Dear Umbra,
As part of my water-conservation strategy, I’d like to reuse the rinse water from my laundry machine to water the native plants, many of them edible, in my yard. I’ve heard concerns about the soap (biodegradable) damaging the plants. There are also potentially some regulatory hurdles involved. Can you shed some light on this?
Thanks,
Wendy
Gray All the Way
Seattle, Wash.
Dearest Gray All the Way,
Congratulations on having a water-conservation strategy. All praise to those with a plan, and all praise to gray-water recycling.
Gray water, other dear readers, is all the wastewater from your home excepting the toilet wastewater. The sink, shower, tub, dishwasher, and clothes washer are all gray-water sources. With a little filtering, this precious resource can be used on the landscape and returned to the water cycle without entering the public sewer first. I am not going to discuss bringing it back into the home today; that’s a whole other bucket of worms.
Photo: Justin Ficklin.
Gray-water “contaminants” range from food waste to soap residue to dead skin. These are mainly great nutrients for plants, especially when filtered through mulch, but you will need to filter or eliminate the non-great ones. Soap and detergent ingredients to avoid are sodium, chlorine, and boron (which is, alas, a major ingredient in the handy cleanser Borax). These are either immediately harmful to plants or will become so over time, as they accumulate in the soil. Hence, you’ll need to avoid cleaning products that contain them, or install a diverter valve in your system so that when you use any of these harmful products, the water will run into the sewer system, not into your yard.
Gray-water systems basically involve adjusting your plumbing so that water travels through a filtration system and into your yard or a holding tank, instead of into the sewer pipe. The more drain contaminants, the more filtering you need, in the form of screens, plants, rocks, mulch, and the like. Every source I’ve read recommends starting a gray-water project with the easiest drains — the bathroom sink and tub, with their skin, hair, and soap flotsam — then moving on to the more contaminated drain of the clothes washer (lint!), and finally to the kitchen-sink water, which will be filled with grease.

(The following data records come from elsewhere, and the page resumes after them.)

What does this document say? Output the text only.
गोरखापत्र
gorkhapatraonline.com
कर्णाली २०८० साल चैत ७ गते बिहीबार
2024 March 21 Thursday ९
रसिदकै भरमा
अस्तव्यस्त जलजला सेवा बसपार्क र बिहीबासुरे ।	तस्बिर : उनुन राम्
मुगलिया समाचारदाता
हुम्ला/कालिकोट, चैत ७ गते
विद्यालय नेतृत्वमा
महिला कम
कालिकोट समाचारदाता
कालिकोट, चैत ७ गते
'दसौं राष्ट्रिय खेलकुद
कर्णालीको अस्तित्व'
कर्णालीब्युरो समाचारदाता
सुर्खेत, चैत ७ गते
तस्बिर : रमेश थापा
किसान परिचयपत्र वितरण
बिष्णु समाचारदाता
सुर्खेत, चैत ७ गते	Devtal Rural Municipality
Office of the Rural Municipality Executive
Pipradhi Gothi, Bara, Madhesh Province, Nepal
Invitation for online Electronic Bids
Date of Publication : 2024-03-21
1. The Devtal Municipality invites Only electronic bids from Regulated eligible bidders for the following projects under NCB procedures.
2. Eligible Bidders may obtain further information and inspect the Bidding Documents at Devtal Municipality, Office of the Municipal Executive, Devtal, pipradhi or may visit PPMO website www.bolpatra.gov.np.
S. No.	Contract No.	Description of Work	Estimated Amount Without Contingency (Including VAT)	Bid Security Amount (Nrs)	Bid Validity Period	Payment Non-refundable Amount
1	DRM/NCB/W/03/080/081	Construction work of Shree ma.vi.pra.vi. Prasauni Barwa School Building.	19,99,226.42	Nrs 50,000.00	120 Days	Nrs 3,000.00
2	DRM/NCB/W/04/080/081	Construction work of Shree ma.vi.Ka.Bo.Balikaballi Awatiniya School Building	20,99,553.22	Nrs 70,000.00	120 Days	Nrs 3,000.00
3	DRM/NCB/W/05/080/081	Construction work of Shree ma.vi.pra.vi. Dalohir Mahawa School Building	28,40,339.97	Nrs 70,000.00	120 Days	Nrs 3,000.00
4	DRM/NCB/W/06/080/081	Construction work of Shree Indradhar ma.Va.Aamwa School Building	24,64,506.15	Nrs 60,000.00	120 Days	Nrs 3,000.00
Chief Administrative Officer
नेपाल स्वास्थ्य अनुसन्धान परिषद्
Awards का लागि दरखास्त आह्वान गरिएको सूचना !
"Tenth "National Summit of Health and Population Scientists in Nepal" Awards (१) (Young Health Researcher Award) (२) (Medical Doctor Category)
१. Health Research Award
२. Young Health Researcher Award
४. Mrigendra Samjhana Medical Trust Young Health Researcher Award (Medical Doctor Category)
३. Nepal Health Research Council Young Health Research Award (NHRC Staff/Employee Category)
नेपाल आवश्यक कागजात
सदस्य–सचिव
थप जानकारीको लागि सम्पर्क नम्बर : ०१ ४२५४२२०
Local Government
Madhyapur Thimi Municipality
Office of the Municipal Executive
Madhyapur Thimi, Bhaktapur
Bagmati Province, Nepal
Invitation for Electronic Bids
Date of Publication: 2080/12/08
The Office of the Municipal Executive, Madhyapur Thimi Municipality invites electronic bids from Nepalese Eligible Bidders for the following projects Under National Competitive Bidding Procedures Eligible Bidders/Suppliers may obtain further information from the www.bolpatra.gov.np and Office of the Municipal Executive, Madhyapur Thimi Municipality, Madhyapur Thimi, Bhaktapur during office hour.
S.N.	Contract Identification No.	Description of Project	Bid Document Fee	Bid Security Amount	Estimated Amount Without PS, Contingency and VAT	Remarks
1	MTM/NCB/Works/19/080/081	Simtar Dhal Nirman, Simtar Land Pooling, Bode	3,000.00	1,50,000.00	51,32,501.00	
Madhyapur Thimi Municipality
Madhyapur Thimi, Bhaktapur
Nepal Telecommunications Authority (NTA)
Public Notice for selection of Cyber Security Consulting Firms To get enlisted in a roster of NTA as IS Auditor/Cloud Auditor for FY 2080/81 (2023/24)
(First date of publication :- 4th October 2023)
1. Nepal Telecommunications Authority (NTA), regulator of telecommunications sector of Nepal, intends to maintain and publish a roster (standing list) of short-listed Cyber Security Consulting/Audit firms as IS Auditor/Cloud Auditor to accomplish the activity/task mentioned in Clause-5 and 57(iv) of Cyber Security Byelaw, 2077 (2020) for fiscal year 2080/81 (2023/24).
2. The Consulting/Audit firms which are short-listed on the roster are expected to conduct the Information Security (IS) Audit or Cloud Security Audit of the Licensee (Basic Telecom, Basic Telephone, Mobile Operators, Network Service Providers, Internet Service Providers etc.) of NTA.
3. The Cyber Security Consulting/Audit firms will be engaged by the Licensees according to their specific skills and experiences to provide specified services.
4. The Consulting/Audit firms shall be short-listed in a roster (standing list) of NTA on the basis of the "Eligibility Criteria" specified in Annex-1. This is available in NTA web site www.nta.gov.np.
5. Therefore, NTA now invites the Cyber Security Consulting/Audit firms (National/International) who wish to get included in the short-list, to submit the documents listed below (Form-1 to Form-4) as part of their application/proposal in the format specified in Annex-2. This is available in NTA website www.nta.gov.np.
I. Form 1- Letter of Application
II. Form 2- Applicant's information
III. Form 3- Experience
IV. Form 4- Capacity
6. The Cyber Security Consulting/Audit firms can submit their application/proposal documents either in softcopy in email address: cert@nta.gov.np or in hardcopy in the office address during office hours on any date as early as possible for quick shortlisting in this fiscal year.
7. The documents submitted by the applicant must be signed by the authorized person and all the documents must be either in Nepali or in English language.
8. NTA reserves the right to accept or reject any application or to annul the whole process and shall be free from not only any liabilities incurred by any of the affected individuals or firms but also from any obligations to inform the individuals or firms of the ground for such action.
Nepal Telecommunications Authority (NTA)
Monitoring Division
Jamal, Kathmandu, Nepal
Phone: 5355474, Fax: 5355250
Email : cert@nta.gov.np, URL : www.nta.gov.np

Gotta pass the buck on regulations. These vary across the country and around the world, so to get specifics, please contact your health and building-code authorities. However, there are ways to collect gray water that don’t alter a building’s plumbing or involve the building code. Hauling buckets of water from the tub or clothes-washer drainage sink or hooking up a hose and siphon to your cooled-down bathwater are legitimate methods, and quite handy for renters. Your plan to divert the washer water could be a bit more complicated, but if it currently drains into a sink you won’t need to divert the house’s sewage drain pipe.
I’ll go into specific systems in the future, because I heart gray water right now, but the widely accepted resource is Create an Oasis with Greywater, by Art Ludwig. The corresponding website is extensive, too. Happy plumbing.